Russka - Edward Rutherfurd [538]
Varya was alone in the room. Eight forty-five had passed. She had nothing against the fellow from this morning who spoke so beautifully, but habit was not to be changed.
‘Zakryt!’ she called, and disappeared into the kitchen.
The sun was setting as Paul Bobrov sat at his window and gazed out over the rooftops of Moscow. To his left, he could see one of those tall thick-set towers with which Stalin had decorated the city in the last years of his rule. Symbols of a new age, like the Empire State Building; symbols of uncompromising power, like the bleak walls of the Kremlin.
Were they Russia, though?
He did not think so. Even now, he could not say, he did not know, what Russia was. That did not surprise him. She had always, down the centuries, defied definition. Was she part of Europe or part of Asia – what did those terms mean anyway? There wasn’t a commentator he had read who could tell him what this vast land was or what it might become. To be sure, no one in the Kremlin knew.
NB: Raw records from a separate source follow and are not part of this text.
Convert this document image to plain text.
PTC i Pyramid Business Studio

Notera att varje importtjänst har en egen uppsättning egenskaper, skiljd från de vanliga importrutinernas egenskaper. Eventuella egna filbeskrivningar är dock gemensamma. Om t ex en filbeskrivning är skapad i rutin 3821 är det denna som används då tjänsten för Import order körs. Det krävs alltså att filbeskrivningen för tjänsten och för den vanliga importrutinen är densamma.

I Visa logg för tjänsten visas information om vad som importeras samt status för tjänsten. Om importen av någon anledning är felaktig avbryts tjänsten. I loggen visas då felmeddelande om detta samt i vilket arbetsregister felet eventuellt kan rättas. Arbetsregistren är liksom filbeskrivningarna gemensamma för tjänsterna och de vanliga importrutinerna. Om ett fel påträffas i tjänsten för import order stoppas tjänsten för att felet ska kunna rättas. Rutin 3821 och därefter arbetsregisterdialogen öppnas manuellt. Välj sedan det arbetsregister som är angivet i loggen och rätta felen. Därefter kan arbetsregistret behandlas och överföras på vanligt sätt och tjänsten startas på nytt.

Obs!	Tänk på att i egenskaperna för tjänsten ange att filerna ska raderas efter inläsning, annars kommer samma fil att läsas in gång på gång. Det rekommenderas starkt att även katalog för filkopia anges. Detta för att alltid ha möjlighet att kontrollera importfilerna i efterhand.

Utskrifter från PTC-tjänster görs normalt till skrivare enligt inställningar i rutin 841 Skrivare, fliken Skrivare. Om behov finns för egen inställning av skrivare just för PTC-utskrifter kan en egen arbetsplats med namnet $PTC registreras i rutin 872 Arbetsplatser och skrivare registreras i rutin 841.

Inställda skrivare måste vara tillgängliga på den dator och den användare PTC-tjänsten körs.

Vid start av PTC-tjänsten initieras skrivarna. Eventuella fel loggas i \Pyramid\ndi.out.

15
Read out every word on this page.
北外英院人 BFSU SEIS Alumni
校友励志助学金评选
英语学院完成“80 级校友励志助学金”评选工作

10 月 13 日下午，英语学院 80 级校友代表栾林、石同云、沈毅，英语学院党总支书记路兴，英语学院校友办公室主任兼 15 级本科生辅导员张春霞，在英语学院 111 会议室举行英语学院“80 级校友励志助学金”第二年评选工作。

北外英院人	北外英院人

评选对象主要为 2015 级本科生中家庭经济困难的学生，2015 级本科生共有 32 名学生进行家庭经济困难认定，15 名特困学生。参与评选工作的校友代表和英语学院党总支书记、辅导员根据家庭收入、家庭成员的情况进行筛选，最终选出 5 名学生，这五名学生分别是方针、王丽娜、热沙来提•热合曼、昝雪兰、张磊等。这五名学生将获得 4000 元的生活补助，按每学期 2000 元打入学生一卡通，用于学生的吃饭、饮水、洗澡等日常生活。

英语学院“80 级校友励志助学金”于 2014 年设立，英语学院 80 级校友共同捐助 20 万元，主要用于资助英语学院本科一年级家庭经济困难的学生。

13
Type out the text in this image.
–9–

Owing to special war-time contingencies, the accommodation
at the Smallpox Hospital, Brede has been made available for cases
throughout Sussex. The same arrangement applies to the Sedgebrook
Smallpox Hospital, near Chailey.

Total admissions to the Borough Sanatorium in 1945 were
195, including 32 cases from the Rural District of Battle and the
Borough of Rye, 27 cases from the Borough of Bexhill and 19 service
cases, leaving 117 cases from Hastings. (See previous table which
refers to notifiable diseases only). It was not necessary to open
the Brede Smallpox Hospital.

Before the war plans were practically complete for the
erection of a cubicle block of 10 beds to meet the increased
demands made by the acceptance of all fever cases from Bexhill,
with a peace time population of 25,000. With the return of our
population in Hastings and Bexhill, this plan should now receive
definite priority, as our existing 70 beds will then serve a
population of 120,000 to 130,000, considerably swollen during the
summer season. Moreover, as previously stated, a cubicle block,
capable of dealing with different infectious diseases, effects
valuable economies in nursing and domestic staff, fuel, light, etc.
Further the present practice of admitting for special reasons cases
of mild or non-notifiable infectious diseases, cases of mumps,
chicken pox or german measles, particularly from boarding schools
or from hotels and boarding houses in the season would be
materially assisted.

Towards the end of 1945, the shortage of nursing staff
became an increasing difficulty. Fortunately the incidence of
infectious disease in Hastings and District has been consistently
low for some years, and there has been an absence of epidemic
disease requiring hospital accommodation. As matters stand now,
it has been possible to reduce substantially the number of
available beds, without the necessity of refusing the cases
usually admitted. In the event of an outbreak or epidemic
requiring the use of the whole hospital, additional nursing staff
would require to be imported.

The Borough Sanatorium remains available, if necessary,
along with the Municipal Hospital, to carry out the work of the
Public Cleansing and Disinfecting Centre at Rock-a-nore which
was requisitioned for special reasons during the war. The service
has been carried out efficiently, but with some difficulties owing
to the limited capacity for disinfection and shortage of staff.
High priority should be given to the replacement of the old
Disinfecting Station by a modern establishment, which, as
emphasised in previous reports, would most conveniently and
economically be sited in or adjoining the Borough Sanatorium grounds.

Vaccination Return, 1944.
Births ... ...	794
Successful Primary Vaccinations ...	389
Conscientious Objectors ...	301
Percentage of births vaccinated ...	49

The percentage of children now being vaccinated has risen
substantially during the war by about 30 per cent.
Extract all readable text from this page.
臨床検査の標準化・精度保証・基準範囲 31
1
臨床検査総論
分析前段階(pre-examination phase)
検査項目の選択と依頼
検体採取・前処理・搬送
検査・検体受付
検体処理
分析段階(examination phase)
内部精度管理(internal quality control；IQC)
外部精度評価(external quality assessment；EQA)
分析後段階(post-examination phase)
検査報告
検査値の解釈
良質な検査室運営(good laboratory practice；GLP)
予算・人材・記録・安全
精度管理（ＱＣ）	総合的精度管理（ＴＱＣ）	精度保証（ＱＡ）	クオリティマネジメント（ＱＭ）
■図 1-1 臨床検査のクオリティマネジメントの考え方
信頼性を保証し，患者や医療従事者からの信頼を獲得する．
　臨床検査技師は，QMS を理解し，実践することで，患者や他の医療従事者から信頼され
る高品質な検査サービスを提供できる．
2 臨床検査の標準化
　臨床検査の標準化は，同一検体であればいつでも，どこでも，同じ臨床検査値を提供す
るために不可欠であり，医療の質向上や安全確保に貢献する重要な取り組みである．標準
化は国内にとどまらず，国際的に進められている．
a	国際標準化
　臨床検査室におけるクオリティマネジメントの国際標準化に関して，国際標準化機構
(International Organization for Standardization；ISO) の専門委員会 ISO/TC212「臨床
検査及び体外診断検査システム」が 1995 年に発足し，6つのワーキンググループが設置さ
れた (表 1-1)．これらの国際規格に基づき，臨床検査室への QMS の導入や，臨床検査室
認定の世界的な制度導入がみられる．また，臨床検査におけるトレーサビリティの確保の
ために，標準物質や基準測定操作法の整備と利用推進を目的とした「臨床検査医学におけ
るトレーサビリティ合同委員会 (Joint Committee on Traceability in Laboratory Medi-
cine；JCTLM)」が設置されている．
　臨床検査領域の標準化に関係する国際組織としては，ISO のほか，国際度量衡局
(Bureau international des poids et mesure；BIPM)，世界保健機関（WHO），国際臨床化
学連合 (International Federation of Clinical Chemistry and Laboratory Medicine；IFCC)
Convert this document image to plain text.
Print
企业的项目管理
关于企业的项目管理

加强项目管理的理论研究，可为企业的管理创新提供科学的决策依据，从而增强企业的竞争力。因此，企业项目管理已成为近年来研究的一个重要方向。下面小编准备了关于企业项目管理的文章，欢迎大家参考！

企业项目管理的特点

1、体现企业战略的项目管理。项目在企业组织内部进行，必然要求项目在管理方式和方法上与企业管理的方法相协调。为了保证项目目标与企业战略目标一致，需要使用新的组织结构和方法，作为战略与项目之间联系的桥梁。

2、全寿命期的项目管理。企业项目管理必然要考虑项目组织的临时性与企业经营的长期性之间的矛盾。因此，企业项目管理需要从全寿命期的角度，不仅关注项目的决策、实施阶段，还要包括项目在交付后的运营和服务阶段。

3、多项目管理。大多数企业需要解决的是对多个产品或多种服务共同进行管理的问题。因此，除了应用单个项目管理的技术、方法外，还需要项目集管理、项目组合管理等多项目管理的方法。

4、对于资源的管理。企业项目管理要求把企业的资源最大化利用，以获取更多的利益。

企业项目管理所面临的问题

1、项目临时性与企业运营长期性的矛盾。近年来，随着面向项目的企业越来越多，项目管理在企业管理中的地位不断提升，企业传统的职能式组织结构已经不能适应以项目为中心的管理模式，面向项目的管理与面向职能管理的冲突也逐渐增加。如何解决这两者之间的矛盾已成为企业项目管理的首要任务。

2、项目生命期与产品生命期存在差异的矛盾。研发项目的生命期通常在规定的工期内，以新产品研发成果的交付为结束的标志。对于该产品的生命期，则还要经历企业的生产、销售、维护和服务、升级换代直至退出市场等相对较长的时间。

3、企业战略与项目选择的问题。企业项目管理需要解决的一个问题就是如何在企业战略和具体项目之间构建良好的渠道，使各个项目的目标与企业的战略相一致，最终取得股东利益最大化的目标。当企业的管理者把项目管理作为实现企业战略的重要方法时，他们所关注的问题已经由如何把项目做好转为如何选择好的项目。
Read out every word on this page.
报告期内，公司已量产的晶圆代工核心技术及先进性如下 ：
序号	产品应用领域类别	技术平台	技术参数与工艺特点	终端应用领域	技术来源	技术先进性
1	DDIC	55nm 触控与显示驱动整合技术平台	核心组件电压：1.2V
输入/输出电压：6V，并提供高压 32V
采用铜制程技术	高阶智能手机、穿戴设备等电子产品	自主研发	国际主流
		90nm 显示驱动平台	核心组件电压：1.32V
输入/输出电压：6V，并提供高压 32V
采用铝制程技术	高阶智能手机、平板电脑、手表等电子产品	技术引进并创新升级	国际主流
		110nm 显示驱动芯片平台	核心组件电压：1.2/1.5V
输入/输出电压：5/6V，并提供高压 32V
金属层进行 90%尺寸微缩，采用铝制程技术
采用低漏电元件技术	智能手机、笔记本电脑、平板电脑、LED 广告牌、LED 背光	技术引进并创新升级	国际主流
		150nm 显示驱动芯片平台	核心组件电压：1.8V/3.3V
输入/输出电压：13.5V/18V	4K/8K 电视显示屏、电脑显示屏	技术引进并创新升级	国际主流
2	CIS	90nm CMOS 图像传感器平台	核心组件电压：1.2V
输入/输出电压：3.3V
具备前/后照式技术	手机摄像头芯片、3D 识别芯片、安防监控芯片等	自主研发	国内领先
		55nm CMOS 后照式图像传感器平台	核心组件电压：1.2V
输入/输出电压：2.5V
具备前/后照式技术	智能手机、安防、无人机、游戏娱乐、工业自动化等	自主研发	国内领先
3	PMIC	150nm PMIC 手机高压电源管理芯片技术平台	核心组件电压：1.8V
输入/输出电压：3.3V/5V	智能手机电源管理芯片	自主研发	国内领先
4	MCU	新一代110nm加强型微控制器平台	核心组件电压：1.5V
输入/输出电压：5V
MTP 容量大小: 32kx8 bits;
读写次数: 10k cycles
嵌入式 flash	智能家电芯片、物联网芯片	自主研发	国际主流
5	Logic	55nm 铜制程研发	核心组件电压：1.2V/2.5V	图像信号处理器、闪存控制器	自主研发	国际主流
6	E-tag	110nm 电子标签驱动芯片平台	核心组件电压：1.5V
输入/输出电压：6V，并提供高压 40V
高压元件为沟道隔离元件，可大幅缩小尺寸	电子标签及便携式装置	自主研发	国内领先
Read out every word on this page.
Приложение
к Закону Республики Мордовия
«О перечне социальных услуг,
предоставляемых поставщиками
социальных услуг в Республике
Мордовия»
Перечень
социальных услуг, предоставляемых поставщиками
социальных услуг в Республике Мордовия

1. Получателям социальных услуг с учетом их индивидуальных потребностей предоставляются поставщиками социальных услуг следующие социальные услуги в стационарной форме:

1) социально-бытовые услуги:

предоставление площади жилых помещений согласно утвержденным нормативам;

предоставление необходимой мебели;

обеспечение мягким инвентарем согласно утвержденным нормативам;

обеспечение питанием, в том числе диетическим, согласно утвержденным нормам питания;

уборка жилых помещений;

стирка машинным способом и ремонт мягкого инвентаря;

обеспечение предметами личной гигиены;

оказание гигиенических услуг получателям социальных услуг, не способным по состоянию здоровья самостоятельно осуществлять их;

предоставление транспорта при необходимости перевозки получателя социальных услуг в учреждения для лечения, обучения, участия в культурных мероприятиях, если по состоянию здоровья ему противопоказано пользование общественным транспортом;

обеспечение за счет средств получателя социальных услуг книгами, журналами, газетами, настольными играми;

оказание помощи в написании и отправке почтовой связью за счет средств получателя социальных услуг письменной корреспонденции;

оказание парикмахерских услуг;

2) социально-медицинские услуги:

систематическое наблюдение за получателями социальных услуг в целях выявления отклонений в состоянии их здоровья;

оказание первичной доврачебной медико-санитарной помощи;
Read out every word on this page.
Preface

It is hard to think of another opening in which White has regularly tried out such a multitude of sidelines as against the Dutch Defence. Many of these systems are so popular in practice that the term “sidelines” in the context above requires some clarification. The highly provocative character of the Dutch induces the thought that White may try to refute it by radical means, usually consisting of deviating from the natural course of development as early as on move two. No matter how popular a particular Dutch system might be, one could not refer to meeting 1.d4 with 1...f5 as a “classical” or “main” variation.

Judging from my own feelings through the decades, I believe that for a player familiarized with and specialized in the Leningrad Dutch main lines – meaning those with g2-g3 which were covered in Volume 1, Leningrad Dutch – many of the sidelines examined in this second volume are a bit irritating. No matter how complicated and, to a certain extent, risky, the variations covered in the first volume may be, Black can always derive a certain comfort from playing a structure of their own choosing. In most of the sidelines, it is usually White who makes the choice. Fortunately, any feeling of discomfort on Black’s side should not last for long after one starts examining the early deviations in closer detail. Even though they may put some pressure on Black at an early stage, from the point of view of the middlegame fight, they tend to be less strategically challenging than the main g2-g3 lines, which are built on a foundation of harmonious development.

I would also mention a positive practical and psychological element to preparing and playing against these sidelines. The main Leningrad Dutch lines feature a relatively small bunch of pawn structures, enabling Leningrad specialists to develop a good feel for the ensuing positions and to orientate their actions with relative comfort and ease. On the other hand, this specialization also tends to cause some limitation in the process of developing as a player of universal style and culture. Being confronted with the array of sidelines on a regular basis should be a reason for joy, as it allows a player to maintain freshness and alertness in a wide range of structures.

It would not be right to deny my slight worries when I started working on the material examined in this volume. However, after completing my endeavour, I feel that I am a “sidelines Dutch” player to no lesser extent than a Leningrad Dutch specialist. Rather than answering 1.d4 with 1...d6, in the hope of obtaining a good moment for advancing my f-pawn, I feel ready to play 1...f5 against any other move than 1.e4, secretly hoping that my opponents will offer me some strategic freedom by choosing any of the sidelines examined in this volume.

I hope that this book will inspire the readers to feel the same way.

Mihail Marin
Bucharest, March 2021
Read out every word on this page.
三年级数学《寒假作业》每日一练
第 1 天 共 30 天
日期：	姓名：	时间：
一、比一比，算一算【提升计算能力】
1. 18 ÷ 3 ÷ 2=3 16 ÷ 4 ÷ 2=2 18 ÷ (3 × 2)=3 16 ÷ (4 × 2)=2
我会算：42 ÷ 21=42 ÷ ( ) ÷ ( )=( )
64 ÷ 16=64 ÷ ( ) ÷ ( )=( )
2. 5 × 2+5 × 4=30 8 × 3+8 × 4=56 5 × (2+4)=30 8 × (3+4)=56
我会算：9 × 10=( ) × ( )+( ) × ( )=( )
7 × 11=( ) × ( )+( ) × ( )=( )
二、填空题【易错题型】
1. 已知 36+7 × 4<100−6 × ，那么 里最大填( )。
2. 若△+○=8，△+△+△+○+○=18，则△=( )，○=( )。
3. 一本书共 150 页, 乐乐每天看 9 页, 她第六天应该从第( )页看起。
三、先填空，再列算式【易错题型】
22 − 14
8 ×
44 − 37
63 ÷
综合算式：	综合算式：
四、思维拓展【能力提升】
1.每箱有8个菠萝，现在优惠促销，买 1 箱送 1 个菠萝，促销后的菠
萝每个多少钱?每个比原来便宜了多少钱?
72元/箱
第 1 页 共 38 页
But whatever it was, he thought he had caught a glimpse of it that day, at Russka.
The city was quiet that night; Bobrov, at his window, continued to watch and ponder till long after dark.
High in the starlit summer sky, pale clouds passed from time to time, drifting in a leisurely procession, glowing in the reflection of the crescent moon that was now arising in the south.
And softly the wind moved over the land.